The Global X MSCI Nigeria exchange-traded fund (NGE) was one of the few developing-market country funds that moved higher Thursday,June 29 continuing its stunning 16 per cent run in June.
It’s not that things are going particularly well politically, and short interest in the fund rose in June. Nigerian Vice-President Yemi Osinbajo has been running the country with President Muhammadu Buhari in London on medical leave for an unspecified ailment. Quelling rumors of his death after an extended silence, Buhari on Saturday, June 24 released an audio message to mark the end of Ramadan. He called for peace as tribal conflict conjures up memories of Nigeria’s 1967-70 civil war, in which more than one million people died, Newsweek reports.

Nigerian President MuhammaduBuhari addresses his cabinet in Abuja on March 10 after nearly two months in London receiving treatment for an undisclosed ailment.

Back to the small fund: it has assets of $56 million and is now up 9.4% this year with promising signs in May of economic improvement, though capital controls, militant threats to oil production and global weakness in oil prices remain important sources of concern. Nigeria and Libya are exempted from oil production cuts renewed by the Organization of Petroleum Exporting Countries in May, but their production is contributing to the glut of oil.

In the latest Moody’s Investors Service monthly Inside Africa report on sovereign, banking and corporate finance, analysts Aurelian Mali and Lucie Villa explain the scene:

“Nigeria’s economic growth and U.S. dollar earnings are likely to gradually improve in 2017, supported by a recovery in oil production and oil prices. The current rebound in oil production trending towards two million barrels per day (mbpd) since the last quarter of 2016, if sustained, is providing relief to both economic growth and support the U.S. dollar supply in the economy.

The economy is also likely to see further benefits arising from a more timely implementation of the 2017 budget and in particular a higher realisation of capital spending on infrastructure. Although militant activity in the Niger Delta is set to wane following ongoing negotiation and the resumption of payments from the government, it will remain a latent threat to the expected recovery of the economy. The existing scarcity of dollars — worsened by the soft capital controls imposed by the Central Bank of Nigeria — is likely to be persistent and therefore negatively affect important sectors of the economy such as services and manufacturing. We do not expect the current policy mix to significantly change over the short term but a gradual easing of restrictions is possible as foreign currency receipts improve with rising oil production.

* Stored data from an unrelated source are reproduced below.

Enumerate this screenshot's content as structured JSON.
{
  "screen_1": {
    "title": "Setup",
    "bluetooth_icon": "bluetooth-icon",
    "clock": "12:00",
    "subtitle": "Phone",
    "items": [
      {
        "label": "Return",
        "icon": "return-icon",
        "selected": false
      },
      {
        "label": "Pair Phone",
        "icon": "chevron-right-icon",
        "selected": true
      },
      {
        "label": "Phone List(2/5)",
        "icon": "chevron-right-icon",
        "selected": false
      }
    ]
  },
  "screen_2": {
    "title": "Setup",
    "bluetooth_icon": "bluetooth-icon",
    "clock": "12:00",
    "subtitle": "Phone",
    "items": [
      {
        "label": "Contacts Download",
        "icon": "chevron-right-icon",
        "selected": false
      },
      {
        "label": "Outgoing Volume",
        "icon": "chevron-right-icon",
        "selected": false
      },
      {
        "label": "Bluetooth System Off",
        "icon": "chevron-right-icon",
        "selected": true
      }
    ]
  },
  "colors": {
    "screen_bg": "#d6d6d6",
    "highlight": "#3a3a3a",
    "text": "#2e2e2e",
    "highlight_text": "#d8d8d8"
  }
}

Nigeria’s issuer rating is constrained by the weakness of Nigeria’s institutional framework, especially in terms of the rule of law, government effectiveness and control of corruption, which has had a substantial impact economic growth and government fiscal strength. Additionally, Nigeria is exposed to political risks arising from both the conflict with [Islamic militant group] Boko Haram and recurrent attacks on oil infrastructures in the Niger [Delta oil producing region in the country’s south].”

Moody’s assigned a provisional B1 rating on the Nigerian government’s proposed “diaspora bond” in mid-June. The government hopes to issue $300 million in bonds, according to Moody’s.

The SPDR S&P Emerging Middle East & Africa ETF (GAF) rose 1.8% Thursday, but is down 2.7% this month, the iShares MSCI Emerging Markets ETF (EEM) fell 1.3% Thursday and is flat this month, and the iShares MSCI Frontier 100 ETF (FM), down 0.5% today, is off by 0.9% this month.